Big Hands
I just want to be looked after. I want a lap to rest my head in, or a shoulder to rest my head on. I want some big and gentle hands to cradle my skull, let me know that they are there to be surrendered to, my whole weight if I need. Let me know that I could sleep there, anywhere, for days and that they would carry me, palm to neck, fingers splayed up to skull, from the car, into the house, and bed. From the train, into the office, and chair. That they could hold me all day, up to the ergonomic folds, press the small of my back to the accommodating curve, let my knees rest lower than my hips, work my hands along the keyboard in a precision achieved through synergy.
I want someone who knows what is best for me, to decide on an end point of appropriate success and who knows every move I must make in order to get there. Someone who always knows what to play in the car. When to snap bottles of champagne in celebration.
I want him to want to look after me, to be his sole purpose. Him, God of one.
And until the point of admission, submission that he can, and will, and was destined to look after me, I want to be played games with. I want a lasso gaze cast out to wrangle my reluctant eyes up. Break from the gaze of your boring exchange briefly, to count five, an intentional - “alright” then reengage dryly with eyes who watch me now, wondering.

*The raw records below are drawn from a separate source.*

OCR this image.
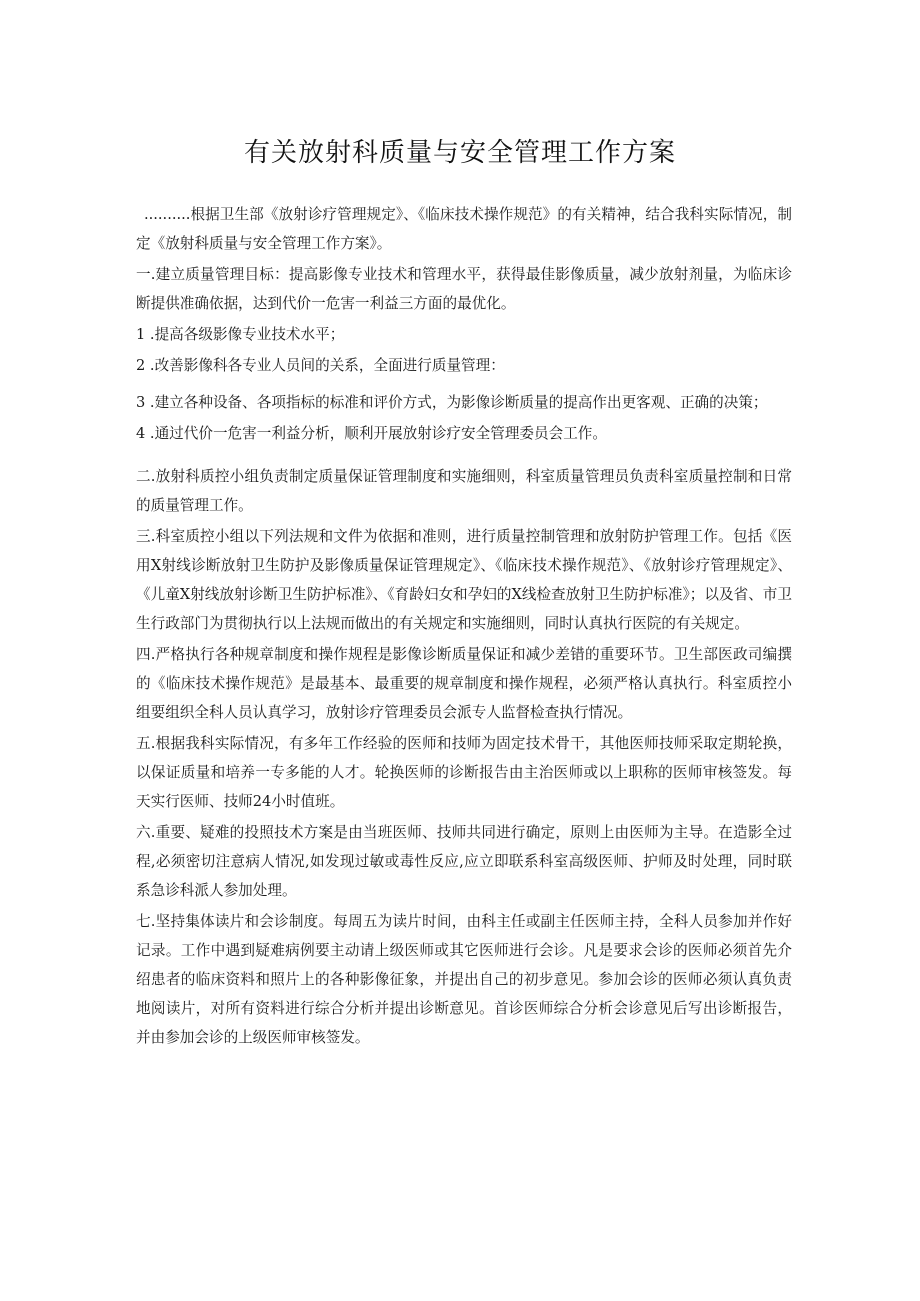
有关放射科质量与安全管理工作方案

..........根据卫生部《放射诊疗管理规定》、《临床技术操作规范》的有关精神，结合我科实际情况，制定《放射科质量与安全管理工作方案》。

一.建立质量管理目标：提高影像专业技术和管理水平，获得最佳影像质量，减少放射剂量，为临床诊断提供准确依据，达到代价一危害一利益三方面的最优化。

1 .提高各级影像专业技术水平；

2 .改善影像科各专业人员间的关系，全面进行质量管理：

3 .建立各种设备、各项指标的标准和评价方式，为影像诊断质量的提高作出更客观、正确的决策；

4 .通过代价一危害一利益分析，顺利开展放射诊疗安全管理委员会工作。

二.放射科质控小组负责制定质量保证管理制度和实施细则，科室质量管理员负责科室质量控制和日常的质量管理工作。

三.科室质控小组以下列法规和文件为依据和准则，进行质量控制管理和放射防护管理工作。包括《医用X射线诊断放射卫生防护及影像质量保证管理规定》、《临床技术操作规范》、《放射诊疗管理规定》、《儿童X射线放射诊断卫生防护标准》、《育龄妇女和孕妇的X线检查放射卫生防护标准》；以及省、市卫生行政部门为贯彻执行以上法规而做出的有关规定和实施细则，同时认真执行医院的有关规定。

四.严格执行各种规章制度和操作规程是影像诊断质量保证和减少差错的重要环节。卫生部医政司编撰的《临床技术操作规范》是最基本、最重要的规章制度和操作规程，必须严格认真执行。科室质控小组要组织全科人员认真学习，放射诊疗管理委员会派专人监督检查执行情况。

五.根据我科实际情况，有多年工作经验的医师和技师为固定技术骨干，其他医师技师采取定期轮换，以保证质量和培养一专多能的人才。轮换医师的诊断报告由主治医师或以上职称的医师审核签发。每天实行医师、技师24小时值班。

六.重要、疑难的投照技术方案是由当班医师、技师共同进行确定，原则上由医师为主导。在造影全过程,必须密切注意病人情况,如发现过敏或毒性反应,应立即联系科室高级医师、护师及时处理，同时联系急诊科派人参加处理。

七.坚持集体读片和会诊制度。每周五为读片时间，由科主任或副主任医师主持，全科人员参加并作好记录。工作中遇到疑难病例要主动请上级医师或其它医师进行会诊。凡是要求会诊的医师必须首先介绍患者的临床资料和照片上的各种影像征象，并提出自己的初步意见。参加会诊的医师必须认真负责地阅读片，对所有资料进行综合分析并提出诊断意见。首诊医师综合分析会诊意见后写出诊断报告，并由参加会诊的上级医师审核签发。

I will second guess myself ruthlessly, tear my skin past my nail and down my fingers which wait anxiously for the text back. Cantering horses will pace out my heart rate when I see him, or when I don’t see him though he said I would.
I will pander to an avoidant attachment style. Wait and wait and wait for messages, physically restrain myself from sending more than one, though it has been five hours, and I have thought at least 45 times of sending other messages. I will learn, (I’m sure I will eventually learn) to take all of the value I need from the positive and well-intentioned “Great”s and “Can’t wait to see you”s and I won’t feel shut out when I read the long letters he writes to other people, totally unrelated people, who he feels so compelled to reach out to and reassure and build up and advise. He knows nothing about my life, except for what i tell him, and I am sure he cares about me. Barely remembering like, "oh shit yeah how was that" or "oh shit yeah how are they".
And I won’t feel confused or upset when he shows up to see me on crutches for an injury that I could not point to, let alone describe the origin of, and then not really know what to do with the sympathy that I feel, which somehow seems fake to extend since I have no idea what has happened, and to ask feels like overstepping since the information wasn’t extended freely, and still isn’t being extended freely, though there has very clearly been an incident of potentially quite serious magnitude which would very likely have involved a trip to the hospital, perhaps even A&E and time off work and if something like that happened to me I would not even reach a feeling of obligation (which dwells deep in the gut) to tell him but much more immediately be compelled to tell him (which fizzes, spurred by incident, to the top).
And I will do this until I just can’t take it anymore, until I can’t handle the cowardly, cape-pulling retreat, the disappearing into the bushes at any uncomfortable topic. And then I will look again for a molehill of care in the pupils of a gaze holding mine past the count of 4, in an interested question, or an invitation, a kindly decorated recollection of some dusty detail I had dredged up and felt embarrassed about.
Then I dream violently of him. Wake with his gentle arm around me, weight with no force, as it was in the tiered warehouse where we lay five hours ethereal, non-existent, and as I will feel it draped around me at various times - tugging at my sleeve to get coffee, wrapped and supporting like a seatbelt for the crash. It will feel like inhaling smoke for the first time; ticklish and illicit. And this is what I need. A preoccupation. A thought to fall asleep to, and not just post-midnight - a thought to fall asleep to awake, like meditation, an ohm of consistent frequency, that I may tune into, set my course against with simple wins and losses. I rest my head to the car window and sleep again.
We lock eyes, and walk away unrecognised. We lock arms and spin, commence our repetition.